I get a fair amount of e-mail, asking about the reasons that so much of the status quo of vision health is centered around selling glasses and contact lenses. My answer is always the same: I don’t believe that there is malice, at the heart of the matter. I myself, having been educated in the status quo, have only had benign experiences. We learned a whole lot about the biology, symptoms, diseases, conditions, assessments, medical tools.  

Of course, there is the fact that selling prescription eye wear is a multi-billion dollar (and growing) business. But the fact that the core product (minus lenses) make our vision worse, just is not part of anyone’s job description.

Lens makers are focused on making better, higher grade, improved optical quality lenses. They are focused on marketing, promoting, and selling their product. It only makes sense that there isn’t a mandate at the corporate HR department to hire staff to find out how to make the product irrelevant, or even if it isn’t a great product. The same holds true downstream. The shops selling these lenses, and frames, are focused on the day to day activity. Assess the consumer’s vision deficiency, write a prescription, fill the prescription. If your average day is anything like theirs, there isn’t much time (or sense) in researching and exploring how to make themselves obsolete.

It is the dependence that their advice creates though, for you, that should be a key concern for you. It’s not so much about their motives, than your freedom to enjoy clear vision, without having to basically rent it from them (in the form of corrective lenses).

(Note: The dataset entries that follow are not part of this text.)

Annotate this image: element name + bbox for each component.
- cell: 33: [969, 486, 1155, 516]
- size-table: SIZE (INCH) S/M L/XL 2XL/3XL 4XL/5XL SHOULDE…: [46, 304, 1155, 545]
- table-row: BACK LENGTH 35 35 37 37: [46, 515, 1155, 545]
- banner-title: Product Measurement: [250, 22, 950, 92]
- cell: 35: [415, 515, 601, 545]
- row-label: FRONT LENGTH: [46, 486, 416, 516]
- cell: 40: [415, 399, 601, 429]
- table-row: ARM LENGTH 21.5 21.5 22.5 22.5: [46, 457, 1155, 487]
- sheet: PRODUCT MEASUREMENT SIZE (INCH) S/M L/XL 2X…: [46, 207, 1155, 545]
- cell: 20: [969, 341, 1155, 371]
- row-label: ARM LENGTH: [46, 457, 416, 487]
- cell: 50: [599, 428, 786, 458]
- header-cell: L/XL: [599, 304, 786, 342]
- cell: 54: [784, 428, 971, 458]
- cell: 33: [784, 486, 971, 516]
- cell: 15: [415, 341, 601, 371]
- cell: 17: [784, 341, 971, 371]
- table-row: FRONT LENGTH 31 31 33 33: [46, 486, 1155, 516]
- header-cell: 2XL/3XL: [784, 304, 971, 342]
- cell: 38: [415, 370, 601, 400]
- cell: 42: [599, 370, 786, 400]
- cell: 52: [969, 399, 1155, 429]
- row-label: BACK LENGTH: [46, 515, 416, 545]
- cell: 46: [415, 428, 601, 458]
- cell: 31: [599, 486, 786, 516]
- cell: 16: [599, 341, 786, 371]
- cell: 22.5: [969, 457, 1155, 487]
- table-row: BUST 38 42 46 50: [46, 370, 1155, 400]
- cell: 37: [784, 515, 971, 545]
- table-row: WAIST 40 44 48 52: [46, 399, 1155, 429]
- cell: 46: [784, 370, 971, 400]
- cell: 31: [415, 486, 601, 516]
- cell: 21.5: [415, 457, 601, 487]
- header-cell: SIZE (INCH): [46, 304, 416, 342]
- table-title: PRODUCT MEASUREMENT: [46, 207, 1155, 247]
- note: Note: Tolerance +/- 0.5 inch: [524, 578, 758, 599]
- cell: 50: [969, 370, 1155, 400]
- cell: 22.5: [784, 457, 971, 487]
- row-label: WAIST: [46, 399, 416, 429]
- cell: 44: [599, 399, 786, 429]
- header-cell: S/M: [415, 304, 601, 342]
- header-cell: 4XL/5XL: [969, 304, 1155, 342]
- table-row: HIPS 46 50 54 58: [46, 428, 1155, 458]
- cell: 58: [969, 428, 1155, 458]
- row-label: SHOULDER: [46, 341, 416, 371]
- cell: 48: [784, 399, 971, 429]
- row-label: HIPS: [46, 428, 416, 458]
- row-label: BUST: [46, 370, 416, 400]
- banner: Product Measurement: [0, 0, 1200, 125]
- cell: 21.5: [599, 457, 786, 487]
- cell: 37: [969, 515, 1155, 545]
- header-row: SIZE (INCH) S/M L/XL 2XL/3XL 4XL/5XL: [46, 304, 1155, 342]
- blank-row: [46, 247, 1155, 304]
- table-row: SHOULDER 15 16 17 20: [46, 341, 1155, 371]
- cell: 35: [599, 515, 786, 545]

The second question, from a lot of people asking about how all that mainstream advice could be wrong, is also logical: Why trust me, Alex, and this alternative?

To that I say, don’t. Don’t trust me. Don’t take my word for it. All you may want to do, if you don’t enjoy wearing glasses, and stronger ones every year, is to evaluate your own dependence. Is it flexible? Do you depend on them exactly -4.5D? Or -6.75D, and -1.25D astigmatism correction? Take a look at the centimeter calculator. Take a look at the principle of active focus. Can you increase your close-up distance by as little as a single centimeter, with some active focus practice?

If you improve once centimeter, what is to stop you from improving ten?

There is the contingent of ‘experts’ who will concede that there is some room to improve. But, they will tell you, that’s finite. You can reduce ciliary myopia, but not axial myopia. They say, after a few centimeters, improvement will stop.

But of course, it doesn’t. Not if you keep up the proper practices (see The Four Pillars).

Only a fundamentally healthy eye will improve. There is no truly logical reason that if you can get your eyesight better by -0.25 diopters, that you wouldn’t be able to continue that path, until your eyes are back to where they were, before you went down the glasses road. And I realize that for many readers of this site, this is already obvious, and you are well past the point of needing this kind of fundamental discussion. Every so often though, when this question comes up, I prefer to just be able to point to a link on this site, instead of re-writing the same story in another e-mail.

If you are reading this while it is still a new, recent post, please note that I’m about to be on a bit of a summer vacation. Even though I’m somewhat retired, I still end up being a bit less available than usual – I’m still answering forum posts and e-mails, of course, but you might have to find an extra day or two of patience on occasion.

As always, I hope you find time today to enjoy some healthy eyesight!